Reprise en main de la stratégie

De fait, les pouvoirs publics ont organisé une séparation entre le choix du dirigeant et l’élaboration de la stratégie de l’entreprise. L’État, qui finance Radio France, a assez logiquement gardé la main sur la stratégie et le budget de l’entreprise, notamment au travers d’un document important : le contrat d’objectifs et de moyens (COM). Ainsi, le 20 avril 2016, Audrey Azoulay, la ministre de la Culture et de la Communication de l’époque, et Mathieu Gallet, avaient signé le troisième COM de Radio France, couvrant la période 2015-2019.

Ce manque de cohérence autour du rôle de l’État, absent en principe du choix du dirigeant et de son programme, mais décideur de la stratégie de l’entreprise, se retrouve dans la gestion de l’affaire Gallet, le gouvernement jugeant que l’exigence d’exemplarité qu’il applique aux autres dirigeants du secteur public – plusieurs ministres du gouvernement soupçonnés de manquements ont été exfiltrés ou ont quitté l’exécutif – vaut aussi pour ceux de l’audiovisuel, fût-il protégé par certaines garanties d’indépendance. Mais de là à le dire si ouvertement…

Modèle caduc ?

Plus largement, la réaction au jugement dans l’affaire Gallet s’inscrit dans une séquence de grandes manœuvres autour d’une reprise en main par l’État de la stratégie de l’audiovisuel public. Très critique sur le sujet, Emmanuel Macron pousse sa ministre à une grande réforme du secteur. Il semblerait d’ailleurs que l’équipe Macron veuille, entre autres objectifs, retirer au CSA son pouvoir de nomination des présidents de l’audiovisuel public, pour le confier aux conseils d’administration des entreprises concernées.

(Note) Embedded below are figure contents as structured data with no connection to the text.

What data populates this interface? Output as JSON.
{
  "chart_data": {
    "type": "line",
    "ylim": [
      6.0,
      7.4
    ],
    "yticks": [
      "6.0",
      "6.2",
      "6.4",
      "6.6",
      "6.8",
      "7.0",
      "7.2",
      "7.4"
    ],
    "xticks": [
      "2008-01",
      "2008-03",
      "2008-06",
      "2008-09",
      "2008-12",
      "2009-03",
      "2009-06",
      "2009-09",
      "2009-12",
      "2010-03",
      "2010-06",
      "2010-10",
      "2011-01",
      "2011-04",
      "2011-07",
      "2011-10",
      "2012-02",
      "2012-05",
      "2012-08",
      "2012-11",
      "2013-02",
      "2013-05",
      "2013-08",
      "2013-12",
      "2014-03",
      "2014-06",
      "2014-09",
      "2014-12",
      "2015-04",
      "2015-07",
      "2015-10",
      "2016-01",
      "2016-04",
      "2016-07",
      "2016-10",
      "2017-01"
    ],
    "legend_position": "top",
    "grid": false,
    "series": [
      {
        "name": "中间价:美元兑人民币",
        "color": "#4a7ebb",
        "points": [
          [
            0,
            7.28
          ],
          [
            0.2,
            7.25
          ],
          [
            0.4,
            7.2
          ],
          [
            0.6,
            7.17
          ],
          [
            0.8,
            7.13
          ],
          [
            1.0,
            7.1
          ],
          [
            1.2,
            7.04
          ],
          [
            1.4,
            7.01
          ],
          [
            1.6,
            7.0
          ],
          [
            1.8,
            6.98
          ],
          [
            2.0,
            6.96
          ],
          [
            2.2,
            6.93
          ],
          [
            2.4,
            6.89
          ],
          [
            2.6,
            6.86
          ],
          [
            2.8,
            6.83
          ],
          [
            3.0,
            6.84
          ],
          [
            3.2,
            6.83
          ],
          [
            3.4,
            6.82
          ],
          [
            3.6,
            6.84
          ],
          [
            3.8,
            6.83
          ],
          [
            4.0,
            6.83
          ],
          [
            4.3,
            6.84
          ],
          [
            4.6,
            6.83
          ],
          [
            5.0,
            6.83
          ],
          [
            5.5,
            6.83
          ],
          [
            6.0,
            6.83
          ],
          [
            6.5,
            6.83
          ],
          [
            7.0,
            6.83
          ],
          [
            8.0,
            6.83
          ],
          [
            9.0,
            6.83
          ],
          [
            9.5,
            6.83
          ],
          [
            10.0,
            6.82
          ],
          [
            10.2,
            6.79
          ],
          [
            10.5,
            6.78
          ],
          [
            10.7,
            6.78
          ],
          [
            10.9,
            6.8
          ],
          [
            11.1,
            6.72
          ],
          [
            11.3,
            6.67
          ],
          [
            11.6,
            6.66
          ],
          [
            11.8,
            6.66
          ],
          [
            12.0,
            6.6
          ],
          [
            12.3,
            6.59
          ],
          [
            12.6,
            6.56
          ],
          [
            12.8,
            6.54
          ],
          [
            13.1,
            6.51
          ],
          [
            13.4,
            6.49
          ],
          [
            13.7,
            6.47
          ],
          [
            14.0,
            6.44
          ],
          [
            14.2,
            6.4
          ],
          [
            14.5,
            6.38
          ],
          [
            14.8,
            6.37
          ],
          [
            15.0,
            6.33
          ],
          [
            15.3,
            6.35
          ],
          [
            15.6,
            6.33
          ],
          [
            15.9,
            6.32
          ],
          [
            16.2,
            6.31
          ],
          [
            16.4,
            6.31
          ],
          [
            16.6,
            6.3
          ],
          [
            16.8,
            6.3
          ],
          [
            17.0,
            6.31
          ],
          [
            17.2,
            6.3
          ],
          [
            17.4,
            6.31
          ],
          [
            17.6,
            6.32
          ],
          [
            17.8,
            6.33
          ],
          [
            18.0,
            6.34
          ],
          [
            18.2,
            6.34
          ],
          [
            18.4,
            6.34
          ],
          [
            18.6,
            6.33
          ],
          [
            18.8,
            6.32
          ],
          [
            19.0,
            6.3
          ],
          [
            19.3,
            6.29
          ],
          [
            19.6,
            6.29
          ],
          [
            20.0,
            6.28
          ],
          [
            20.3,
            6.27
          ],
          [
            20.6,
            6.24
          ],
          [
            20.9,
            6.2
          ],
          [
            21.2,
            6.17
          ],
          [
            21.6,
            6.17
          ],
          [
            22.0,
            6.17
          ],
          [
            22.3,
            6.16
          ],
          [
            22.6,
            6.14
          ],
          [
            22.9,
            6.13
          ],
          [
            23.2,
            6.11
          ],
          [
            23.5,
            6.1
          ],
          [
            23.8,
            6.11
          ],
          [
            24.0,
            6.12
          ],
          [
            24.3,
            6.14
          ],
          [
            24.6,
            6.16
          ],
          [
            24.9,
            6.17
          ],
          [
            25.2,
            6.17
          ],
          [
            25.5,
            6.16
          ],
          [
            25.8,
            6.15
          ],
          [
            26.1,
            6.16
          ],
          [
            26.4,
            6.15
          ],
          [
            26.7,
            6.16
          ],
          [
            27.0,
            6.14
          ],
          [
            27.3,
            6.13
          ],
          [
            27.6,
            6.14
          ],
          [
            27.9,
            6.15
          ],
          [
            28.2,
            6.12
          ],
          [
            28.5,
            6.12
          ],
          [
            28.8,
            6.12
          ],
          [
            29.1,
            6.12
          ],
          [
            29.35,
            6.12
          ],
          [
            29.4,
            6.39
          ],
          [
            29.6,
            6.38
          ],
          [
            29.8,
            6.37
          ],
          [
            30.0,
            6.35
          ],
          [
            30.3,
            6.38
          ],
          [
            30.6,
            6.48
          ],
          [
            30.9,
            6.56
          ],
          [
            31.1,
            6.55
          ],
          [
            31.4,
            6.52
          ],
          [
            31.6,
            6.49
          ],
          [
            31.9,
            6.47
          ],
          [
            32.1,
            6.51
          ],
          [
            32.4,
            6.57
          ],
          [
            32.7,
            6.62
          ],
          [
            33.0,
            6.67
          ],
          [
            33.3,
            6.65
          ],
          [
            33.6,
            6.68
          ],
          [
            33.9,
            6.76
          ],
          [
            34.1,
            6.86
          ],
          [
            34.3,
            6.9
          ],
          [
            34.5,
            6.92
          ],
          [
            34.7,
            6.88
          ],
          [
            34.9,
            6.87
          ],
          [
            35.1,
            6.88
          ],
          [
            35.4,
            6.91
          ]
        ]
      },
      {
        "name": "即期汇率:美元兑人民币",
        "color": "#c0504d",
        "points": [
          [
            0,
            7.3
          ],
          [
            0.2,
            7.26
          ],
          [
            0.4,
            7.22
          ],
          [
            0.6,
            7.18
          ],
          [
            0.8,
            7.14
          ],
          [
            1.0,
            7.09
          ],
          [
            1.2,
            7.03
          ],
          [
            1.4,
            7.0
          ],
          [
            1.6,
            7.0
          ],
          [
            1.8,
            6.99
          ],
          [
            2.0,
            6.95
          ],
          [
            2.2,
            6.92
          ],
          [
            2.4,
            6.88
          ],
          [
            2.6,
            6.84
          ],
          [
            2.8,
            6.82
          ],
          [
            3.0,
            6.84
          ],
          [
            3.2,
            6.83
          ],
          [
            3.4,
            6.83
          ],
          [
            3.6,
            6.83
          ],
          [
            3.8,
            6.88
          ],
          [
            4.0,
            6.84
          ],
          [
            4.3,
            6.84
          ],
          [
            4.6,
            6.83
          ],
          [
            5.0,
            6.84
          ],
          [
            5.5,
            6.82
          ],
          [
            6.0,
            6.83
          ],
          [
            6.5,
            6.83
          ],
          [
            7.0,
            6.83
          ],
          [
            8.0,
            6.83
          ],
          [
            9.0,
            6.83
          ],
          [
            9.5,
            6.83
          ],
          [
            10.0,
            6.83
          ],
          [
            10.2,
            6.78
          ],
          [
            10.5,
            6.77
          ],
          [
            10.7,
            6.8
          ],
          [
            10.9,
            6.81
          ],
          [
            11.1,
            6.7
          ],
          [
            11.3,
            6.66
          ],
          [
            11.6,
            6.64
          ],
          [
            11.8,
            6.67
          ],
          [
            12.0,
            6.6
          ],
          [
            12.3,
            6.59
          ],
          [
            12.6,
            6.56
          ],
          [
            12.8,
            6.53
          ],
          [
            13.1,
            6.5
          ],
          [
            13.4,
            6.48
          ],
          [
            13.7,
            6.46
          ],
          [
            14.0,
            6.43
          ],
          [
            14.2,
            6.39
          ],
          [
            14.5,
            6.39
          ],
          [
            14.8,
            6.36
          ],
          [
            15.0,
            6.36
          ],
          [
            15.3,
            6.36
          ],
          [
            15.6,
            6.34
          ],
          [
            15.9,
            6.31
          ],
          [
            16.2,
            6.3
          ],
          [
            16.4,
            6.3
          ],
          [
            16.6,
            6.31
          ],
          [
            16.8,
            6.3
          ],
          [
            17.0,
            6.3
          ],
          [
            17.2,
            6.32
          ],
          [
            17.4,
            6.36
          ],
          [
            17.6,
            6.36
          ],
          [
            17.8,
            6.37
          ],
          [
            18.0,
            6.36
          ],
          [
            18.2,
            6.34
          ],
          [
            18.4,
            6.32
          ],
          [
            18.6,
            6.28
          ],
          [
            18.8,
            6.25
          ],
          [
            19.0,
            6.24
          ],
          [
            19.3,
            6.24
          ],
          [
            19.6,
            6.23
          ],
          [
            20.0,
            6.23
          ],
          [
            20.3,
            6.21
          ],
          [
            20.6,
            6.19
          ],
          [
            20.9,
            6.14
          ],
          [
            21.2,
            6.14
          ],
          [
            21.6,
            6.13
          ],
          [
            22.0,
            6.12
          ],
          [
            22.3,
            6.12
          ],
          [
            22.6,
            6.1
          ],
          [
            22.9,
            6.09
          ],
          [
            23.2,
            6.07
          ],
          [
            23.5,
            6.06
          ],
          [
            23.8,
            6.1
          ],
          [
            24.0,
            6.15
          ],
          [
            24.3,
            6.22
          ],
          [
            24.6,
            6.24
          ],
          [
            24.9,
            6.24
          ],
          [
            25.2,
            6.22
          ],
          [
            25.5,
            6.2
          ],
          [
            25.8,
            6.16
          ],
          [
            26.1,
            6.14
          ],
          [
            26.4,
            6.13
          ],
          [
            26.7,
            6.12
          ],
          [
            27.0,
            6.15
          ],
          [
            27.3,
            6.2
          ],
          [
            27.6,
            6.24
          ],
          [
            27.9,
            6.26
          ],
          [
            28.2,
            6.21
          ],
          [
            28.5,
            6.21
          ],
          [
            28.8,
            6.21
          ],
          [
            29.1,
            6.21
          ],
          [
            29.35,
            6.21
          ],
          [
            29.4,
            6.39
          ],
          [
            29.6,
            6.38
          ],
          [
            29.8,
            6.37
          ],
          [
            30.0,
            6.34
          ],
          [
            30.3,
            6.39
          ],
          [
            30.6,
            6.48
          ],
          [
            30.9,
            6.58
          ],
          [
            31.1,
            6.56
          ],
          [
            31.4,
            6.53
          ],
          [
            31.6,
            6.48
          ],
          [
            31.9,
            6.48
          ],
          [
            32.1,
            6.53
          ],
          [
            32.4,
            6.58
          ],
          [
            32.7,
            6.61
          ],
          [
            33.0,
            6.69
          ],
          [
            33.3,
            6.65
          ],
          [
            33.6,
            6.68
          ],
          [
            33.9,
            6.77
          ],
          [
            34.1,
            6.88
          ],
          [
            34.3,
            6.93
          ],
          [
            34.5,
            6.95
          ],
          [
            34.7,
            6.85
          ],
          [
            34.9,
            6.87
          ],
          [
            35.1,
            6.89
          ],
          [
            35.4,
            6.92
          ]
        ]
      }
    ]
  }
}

Le modèle du CSA est caduc”, aurait d’ailleurs dit, selon Télérama, le chef de l’État, Emmanuel Macron, lors d’une réunion organisée le 5 décembre dernier à l’Élysée entre le Président et des députés de La République en marche (LREM) et du MoDem membres de la commission des affaires culturelles et de l’éducation. Une réunion au cours de laquelle le Président aurait aussi qualifié l’audiovisuel public de “honte”. Des propos qui avaient suscité l’émotion mais avaient été démentis par l’Élysée.